La séparation des mineurs et des majeurs est obligatoire en prison depuis 1819. La scolarité y est obligatoire jusqu'à 16 ans. Les parents ne peuvent aller en prison à sa place, mais étant responsables de leur enfant jusqu'à sa majorité, ils peuvent être reconnus civilement responsables de ses actes et condamnés à verser à la victime de l'infraction des dommages et intérêts. La peine de prison peut être remplacée par d'autres sanctions (peine d'amende, Travail d'Intérêt Général) si le mineur a plus de 16 ans et donne son accord.
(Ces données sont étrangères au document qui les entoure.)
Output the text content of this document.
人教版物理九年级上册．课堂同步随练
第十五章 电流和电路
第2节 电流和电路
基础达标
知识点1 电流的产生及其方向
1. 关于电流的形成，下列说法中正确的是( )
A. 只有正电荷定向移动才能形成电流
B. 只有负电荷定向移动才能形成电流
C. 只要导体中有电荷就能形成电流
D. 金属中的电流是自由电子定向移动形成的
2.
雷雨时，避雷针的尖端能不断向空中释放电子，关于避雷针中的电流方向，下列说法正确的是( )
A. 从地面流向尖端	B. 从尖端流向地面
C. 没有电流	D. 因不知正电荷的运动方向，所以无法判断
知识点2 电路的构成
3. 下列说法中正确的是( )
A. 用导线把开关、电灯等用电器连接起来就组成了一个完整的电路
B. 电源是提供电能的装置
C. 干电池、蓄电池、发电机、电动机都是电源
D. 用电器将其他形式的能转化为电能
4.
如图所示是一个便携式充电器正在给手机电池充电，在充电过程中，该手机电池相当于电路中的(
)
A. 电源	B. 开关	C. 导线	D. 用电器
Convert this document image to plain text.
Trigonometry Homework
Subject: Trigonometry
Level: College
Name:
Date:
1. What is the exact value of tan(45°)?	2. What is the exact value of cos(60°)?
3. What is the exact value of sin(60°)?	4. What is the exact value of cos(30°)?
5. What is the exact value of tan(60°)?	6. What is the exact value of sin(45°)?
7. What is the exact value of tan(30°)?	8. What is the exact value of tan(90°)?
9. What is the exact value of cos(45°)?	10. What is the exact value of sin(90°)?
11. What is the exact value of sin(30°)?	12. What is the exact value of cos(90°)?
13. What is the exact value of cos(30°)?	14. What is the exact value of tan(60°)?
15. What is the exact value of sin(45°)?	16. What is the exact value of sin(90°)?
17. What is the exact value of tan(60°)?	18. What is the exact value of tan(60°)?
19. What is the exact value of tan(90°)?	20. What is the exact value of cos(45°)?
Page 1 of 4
Un mineur peut être interpellé sur la voie publique et arrêté en cas de flagrant délit, pour vérification d'identité aux conditions prévues par la loi ou sur seul ordre d'un juge d'instruction.

 

-        Les mineurs bénéficient d'un régime de responsabilité atténuée et de diminution de la peine : c'est l'excuse de minorité.

Ils ne peuvent être condamnés à plus de la moitié de la peine encourue pour un majeur. Toutefois, cette diminution peut-être refusée au mineur de plus de 16 ans par décision spéciale et motivée. La cour d'assise des mineurs juge les jeunes âgés d'au moins 16 ans, accusés de crime.

            Ils bénéficient de règles de procédure particulières adaptées à leur âge (garde à vue, détention provisoire...) et d'un régime spécifique pour leur casier judiciaire (les condamnations ne figurent qu'au bulletin n°1 qui ne peut être communiqué qu'aux autorités judiciaires). A la majorité du jeune, les fiches mentionnant les condamnations les moins graves (mesures éducatives, peines d'amende, emprisonnement de moins de 2 ans) sont retirées automatiquement. Et si le mineur n'a pas de démêlé avec la justice dans les 3 ans qui suivent le jugement, il peut demander au tribunal pour enfants d'ordonner la suppression des fiches le concernant. Ainsi, certains actes commis pendant la minorité sont ignorés, à la majorité du jeune, afin d'éviter la stigmatisation.

 

 



[1] "La justice des mineurs",  Les Guides de la Justice du Ministère de la Justice, février 2001.